Pelo censo demográfico de 2010 realizado pelo IBGE, subsistem no Brasil pouco mais de 800 mil indígenas, sendo que a maioria se localiza na zona rural. Essa população habita em 505 terras indígenas, sendo 462 regularizadas, o que representa 12,2% do território brasileiro. A maior concentração indígena está na região norte do país, principalmente no Estado do Amazonas.

No Brasil existem 305 etnias diferentes e 274 línguas indígenas. É gente brasileira desamparada, massacrada e violentada todos os dias, sem a devida proteção do Estado brasileiro. Pessoas que vivem em situação de pobreza, desnutrição, desrespeito e que sofrem alto índice de mortalidade. A crueldade e o extermínio continuam, e com a espantosa indiferença social.

Ainda hoje as terras indígenas têm sido violentamente invadidas, e os povos indígenas têm sofrido com a exploração no trabalho e até a exploração sexual, inclusive infantil. Um horror!

Em 1967 foi criada a Fundação Nacional do Índio – Funai -, com a finalidade de organizar e promover a delimitação, a demarcação e a regularização das terras dos povos indígenas no Brasil. Cabe também a esse órgão coordenar e implementar as políticas de proteção. E em 1973 foi criado o Estatuto do Índio, cujo objetivo foi regular a situação jurídica dos povos indígenas.

No entanto, o conflito por terras permanece latente. A demarcação das terras indígenas é o meio de garantir a posse e de proteger juridicamente esses povos contra invasões. Esse território delimitado, demarcado e regularizado facilita o controle estatal e o implemento de políticas públicas nas áreas vulneráveis e de difícil acesso.

A demarcação das terras indígenas também é muito importante para a preservação do meio ambiente, porque contribui para a diminuição do efeito estufa, face à impossibilidade de desmatamento.

A constituição federal vigente estabeleceu grande avanço sistemático ao determinar ao Estado brasileiro o dever de respeitar e garantir a pluralidade étnica e a autonomia dos povos indígenas. Portanto, a demarcação e o uso exclusivo das terras pelos povos indígenas são direitos subjetivos públicos originários, previstos no artigo 231, da constituição federal.

No entanto, mesmo com esse sistema de normas protetivas, ainda assim cerca de 85% das terras indígenas são impunemente invadidas e seus recursos naturais são ilegalmente explorados pelos grileiros, com a absoluta conivência dos governos estaduais e federal.

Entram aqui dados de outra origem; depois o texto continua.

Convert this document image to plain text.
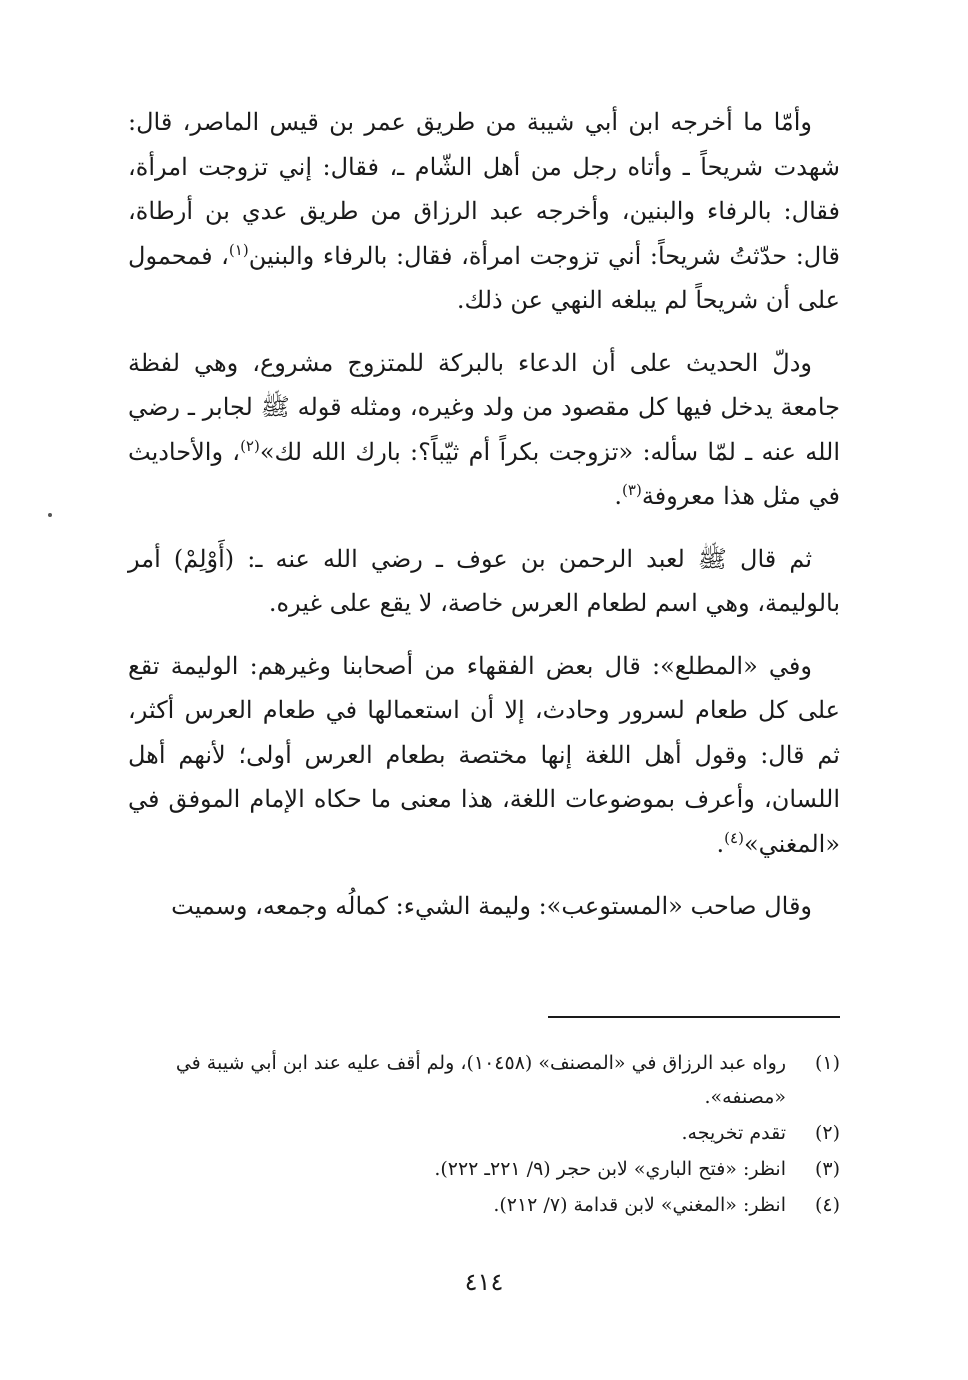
وأمّا ما أخرجه ابن أبي شيبة من طريق عمر بن قيس الماصر، قال: شهدت شريحاً ـ وأتاه رجل من أهل الشّام ـ، فقال: إني تزوجت امرأة، فقال: بالرفاء والبنين، وأخرجه عبد الرزاق من طريق عدي بن أرطاة، قال: حدّثتُ شريحاً: أني تزوجت امرأة، فقال: بالرفاء والبنين$^{(١)}$، فمحمول على أن شريحاً لم يبلغه النهي عن ذلك.

ودلّ الحديث على أن الدعاء بالبركة للمتزوج مشروع، وهي لفظة جامعة يدخل فيها كل مقصود من ولد وغيره، ومثله قوله ﷺ لجابر ـ رضي الله عنه ـ لمّا سأله: «تزوجت بكراً أم ثيّباً؟: بارك الله لك»$^{(٢)}$، والأحاديث في مثل هذا معروفة$^{(٣)}$.

ثم قال ﷺ لعبد الرحمن بن عوف ـ رضي الله عنه ـ: (أَوْلِمْ) أمر بالوليمة، وهي اسم لطعام العرس خاصة، لا يقع على غيره.

وفي «المطلع»: قال بعض الفقهاء من أصحابنا وغيرهم: الوليمة تقع على كل طعام لسرور وحادث، إلا أن استعمالها في طعام العرس أكثر، ثم قال: وقول أهل اللغة إنها مختصة بطعام العرس أولى؛ لأنهم أهل اللسان، وأعرف بموضوعات اللغة، هذا معنى ما حكاه الإمام الموفق في «المغني»$^{(٤)}$.

وقال صاحب «المستوعب»: وليمة الشيء: كمالُه وجمعه، وسميت

(١)
رواه عبد الرزاق في «المصنف» (١٠٤٥٨)، ولم أقف عليه عند ابن أبي شيبة في «مصنفه».
(٢)
تقدم تخريجه.
(٣)
انظر: «فتح الباري» لابن حجر (٩/ ٢٢١ـ ٢٢٢).
(٤)
انظر: «المغني» لابن قدامة (٧/ ٢١٢).
٤١٤
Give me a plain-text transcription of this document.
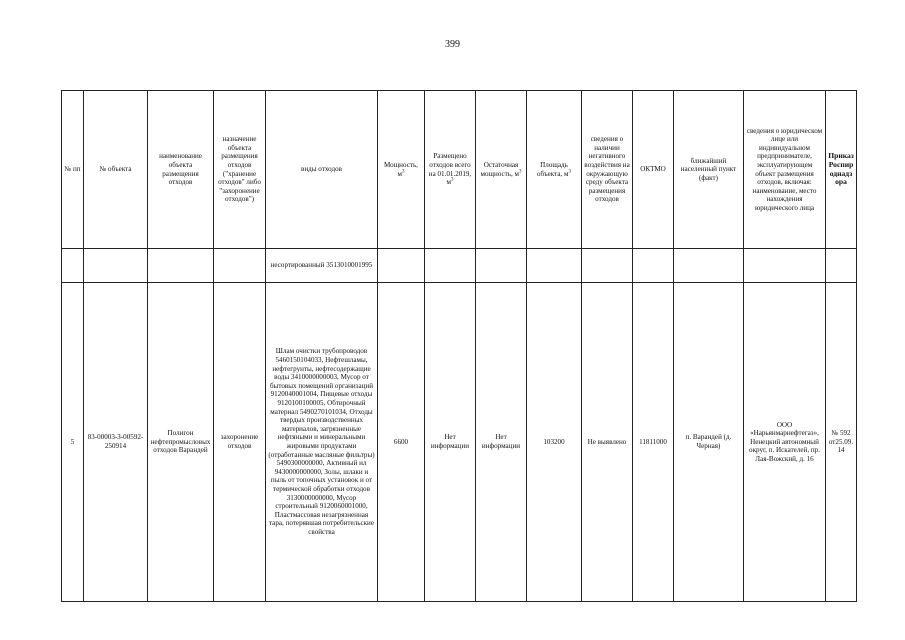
399
№ пп	№ объекта	наименование объекта размещения отходов	назначение объекта размещения отходов ("хранение отходов" либо "захоронение отходов")	виды отходов	Мощность, $м^3$	Размещено отходов всего на 01.01.2019, $м^3$	Остаточная мощность, $м^3$	Площадь объекта, $м^3$	сведения о наличии негативного воздействия на окружающую среду объекта размещения отходов	ОКТМО	ближайший населенный пункт (факт)	сведения о юридическом лице или индивидуальном предпринимателе, эксплуатирующем объект размещения отходов, включая: наименование, место нахождения юридического лица	Приказ Роспироднадзора
				несортированный 3513010001995									
5	83-00003-З-00592-250914	Полигон нефтепромысловых отходов Варандей	захоронение отходов	Шлам очистки трубопроводов 5460150104033, Нефтешламы, нефтегрунты, нефтесодержащие воды 3410000000003, Мусор от бытовых помещений организаций 9120040001004, Пищевые отходы 9120100100005, Обтирочный материал 5490270101034, Отходы твердых производственных материалов, загрязненные нефтяными и минеральными жировыми продуктами (отработанные масляные фильтры) 5490300000000, Активный ил 9430000000000, Золы, шлаки и пыль от топочных установок и от термической обработки отходов 3130000000000, Мусор строительный 9120060001000, Пластмассовая незагрязненная тара, потерявшая потребительские свойства	6600	Нет информации	Нет информации	103200	Не выявлено	11811000	п. Варандей (д. Черная)	ООО «Нарьянмарнефтегаз», Ненецкий автономный округ, п. Искателей, пр. Лая-Вожский, д. 16	№ 592 от25.09.14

A ambição de gente poderosa pelas terras dos povos indígenas é constante. Nesse momento os indígenas protestam contra o Projeto de Lei 490 em tramitação na Câmara dos Deputados, que estabelece mudança nas regras para a demarcação de terras indígenas. O PL 490 prevê exigência da comprovação de ocupação do território na data da promulgação da constituição federal. Isto é, em 5 de outubro de 1988.

Pela legislação atual, a demarcação de terras indígenas segue o rito de um processo administrativo da Funai, não havendo necessidade de comprovação de posse em data específica.

O PL 490 também proíbe a ampliação de terras que já foram demarcadas, mesmo que em regular processo administrativo estejam evidenciados os critérios objetivos para a reivindicação demarcatória legítima dos povos indígenas interessados.

O que se pretende com esse famigerado projeto de lei é impedir que novas terras indígenas sejam delimitadas, demarcadas e regularizadas e que diversas outras que já estão em curso sejam inviabilizadas.

O PL 490 tem o patrocínio e o apoio da bancada ruralista. O relator do projeto é o deputado federal Arthur Maia, do DEM da Bahia. Esse projeto representa um grande retrocesso, além de ser inconstitucional.

Inclusive, o Supremo Tribunal Federal, quando se pronunciou a respeito da demarcação da terra indígena Raposa Serra do Sol, cujo relator foi o então ministro Carlos Ayres Britto, decidiu que a constituição federal, no artigo 231, assegura direitos aos povos indígenas sobre as terras que tradicionalmente ocupam, independentemente da comprovação de marco temporal.

Está previsto para o próximo mês de agosto o julgamento no STF do processo relacionado à demarcação de terra do povo Xokleng, localizado no Estado de Santa Catarina, cuja decisão terá repercussão jurídica geral. Ou seja, o julgamento do processo vai definir a jurisprudência da Suprema Corte a respeito do tema e deve sepultar a tentativa de retrocesso social articulado na Câmara dos Deputados em Brasília.

Hoje não é o dia 19 de abril, mas todos os dias devem ser de luta e de resistência em defesa dos direitos dos povos indígenas de existirem e viverem em suas terras com dignidade e desenvolvimento sustentável, para garantir a pluralidade étnica e preservar a diversidade cultural da nação brasileira.